Technical Abstract: The objective of this study was to evaluate standard sample size recommendations for the prevalence estimation of intermittently shed and clustered infections, such as Salmonella. We developed a simple stochastic computer simulation model of 500 animals. Every iteration, each individual had a random chance of infection based on a set mean true prevalence (TP). The mean TP and its skewness were set at levels currently observed in U.S. finish hogs. Additionally, the possibility of clustering was included. Clustering reflects the expectation that infection is not homogeneously distributed among a population of 500 finish hogs. Instead, it may be grouped among pen mates or adjoining pens.

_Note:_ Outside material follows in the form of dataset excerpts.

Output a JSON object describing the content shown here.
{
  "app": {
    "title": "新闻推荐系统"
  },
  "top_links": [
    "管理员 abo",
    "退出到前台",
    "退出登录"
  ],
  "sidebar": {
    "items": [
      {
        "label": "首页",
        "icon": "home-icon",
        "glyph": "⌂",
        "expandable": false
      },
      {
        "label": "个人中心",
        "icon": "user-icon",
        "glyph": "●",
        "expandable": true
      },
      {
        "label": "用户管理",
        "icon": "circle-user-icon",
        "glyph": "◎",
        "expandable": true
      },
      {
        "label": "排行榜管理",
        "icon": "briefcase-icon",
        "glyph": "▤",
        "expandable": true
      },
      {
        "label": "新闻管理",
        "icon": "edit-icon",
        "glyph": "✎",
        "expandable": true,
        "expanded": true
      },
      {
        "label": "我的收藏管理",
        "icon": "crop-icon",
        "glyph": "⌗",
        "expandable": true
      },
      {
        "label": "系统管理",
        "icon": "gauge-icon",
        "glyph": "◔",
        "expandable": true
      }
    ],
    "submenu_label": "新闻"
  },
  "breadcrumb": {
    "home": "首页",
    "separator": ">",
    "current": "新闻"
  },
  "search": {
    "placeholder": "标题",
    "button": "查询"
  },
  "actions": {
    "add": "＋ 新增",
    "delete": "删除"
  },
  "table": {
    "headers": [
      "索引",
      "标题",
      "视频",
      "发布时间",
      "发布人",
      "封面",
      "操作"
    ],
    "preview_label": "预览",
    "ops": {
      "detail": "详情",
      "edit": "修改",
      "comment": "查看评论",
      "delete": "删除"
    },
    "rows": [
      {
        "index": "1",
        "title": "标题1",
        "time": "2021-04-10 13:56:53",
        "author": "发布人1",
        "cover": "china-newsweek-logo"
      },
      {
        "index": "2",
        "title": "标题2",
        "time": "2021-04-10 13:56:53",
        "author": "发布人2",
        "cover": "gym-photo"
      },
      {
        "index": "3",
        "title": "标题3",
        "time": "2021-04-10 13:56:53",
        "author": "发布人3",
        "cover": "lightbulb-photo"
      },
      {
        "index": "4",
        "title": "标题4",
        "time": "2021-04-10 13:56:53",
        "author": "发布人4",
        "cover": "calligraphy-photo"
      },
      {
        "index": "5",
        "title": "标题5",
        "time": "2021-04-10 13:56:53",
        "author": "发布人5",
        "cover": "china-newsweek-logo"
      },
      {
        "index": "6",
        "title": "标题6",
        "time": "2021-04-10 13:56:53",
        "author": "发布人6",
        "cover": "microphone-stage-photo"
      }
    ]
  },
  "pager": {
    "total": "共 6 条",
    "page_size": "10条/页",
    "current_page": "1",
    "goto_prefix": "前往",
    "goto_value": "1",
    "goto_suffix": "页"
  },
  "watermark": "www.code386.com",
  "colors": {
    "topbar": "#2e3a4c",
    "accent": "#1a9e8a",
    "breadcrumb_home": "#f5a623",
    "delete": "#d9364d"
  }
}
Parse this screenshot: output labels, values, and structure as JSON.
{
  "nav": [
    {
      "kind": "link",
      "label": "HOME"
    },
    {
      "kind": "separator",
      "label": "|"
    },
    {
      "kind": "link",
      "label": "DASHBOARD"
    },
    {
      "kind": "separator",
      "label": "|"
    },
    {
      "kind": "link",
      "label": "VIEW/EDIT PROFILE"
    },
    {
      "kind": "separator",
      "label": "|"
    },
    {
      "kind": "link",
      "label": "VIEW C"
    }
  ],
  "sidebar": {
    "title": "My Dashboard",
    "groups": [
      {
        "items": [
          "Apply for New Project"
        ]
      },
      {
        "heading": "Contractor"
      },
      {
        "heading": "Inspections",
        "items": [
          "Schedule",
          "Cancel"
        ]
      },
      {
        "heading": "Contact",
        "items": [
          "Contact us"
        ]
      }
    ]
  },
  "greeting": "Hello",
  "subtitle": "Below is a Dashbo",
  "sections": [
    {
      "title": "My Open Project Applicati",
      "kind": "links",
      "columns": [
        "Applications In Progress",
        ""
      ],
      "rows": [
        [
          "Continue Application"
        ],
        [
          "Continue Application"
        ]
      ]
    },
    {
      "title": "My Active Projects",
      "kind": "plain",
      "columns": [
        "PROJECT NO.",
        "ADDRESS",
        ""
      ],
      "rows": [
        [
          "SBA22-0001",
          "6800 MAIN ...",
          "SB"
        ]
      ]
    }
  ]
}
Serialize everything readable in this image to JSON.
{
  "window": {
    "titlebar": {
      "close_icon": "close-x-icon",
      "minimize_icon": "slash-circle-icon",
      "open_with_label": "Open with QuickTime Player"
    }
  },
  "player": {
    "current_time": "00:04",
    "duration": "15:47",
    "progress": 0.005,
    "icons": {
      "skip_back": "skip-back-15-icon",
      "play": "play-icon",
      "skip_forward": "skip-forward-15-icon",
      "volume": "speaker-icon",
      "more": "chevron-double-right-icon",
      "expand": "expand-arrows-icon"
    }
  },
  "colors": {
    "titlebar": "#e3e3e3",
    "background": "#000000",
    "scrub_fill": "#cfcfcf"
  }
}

We evaluated different clustering scenarios for each mean TP. At the beginning of the simulation, the sample size was set according to standard formulas. Each iteration, the model randomly tested a sample of animals. The model then estimated the apparent prevalence (AP) for that iteration. Test sensitivity and specificity were set to be 100%. Multiple simulations of 1,000 iterations were run for each scenario. Comparison of the TP and AP distributions suggest that skewness in the prevalence distribution can substantially affect the likelihood of accurately estimating Salmonella's true prevalence from a sample. For clustering scenarios, this comparison suggests the AP tends to underestimate the TP. The distribution of AP possibilities exceeds the predetermined acceptable precision boundaries. Therefore, the sample size determination is heavily affected by a priori estimates of the true prevalence and its distribution.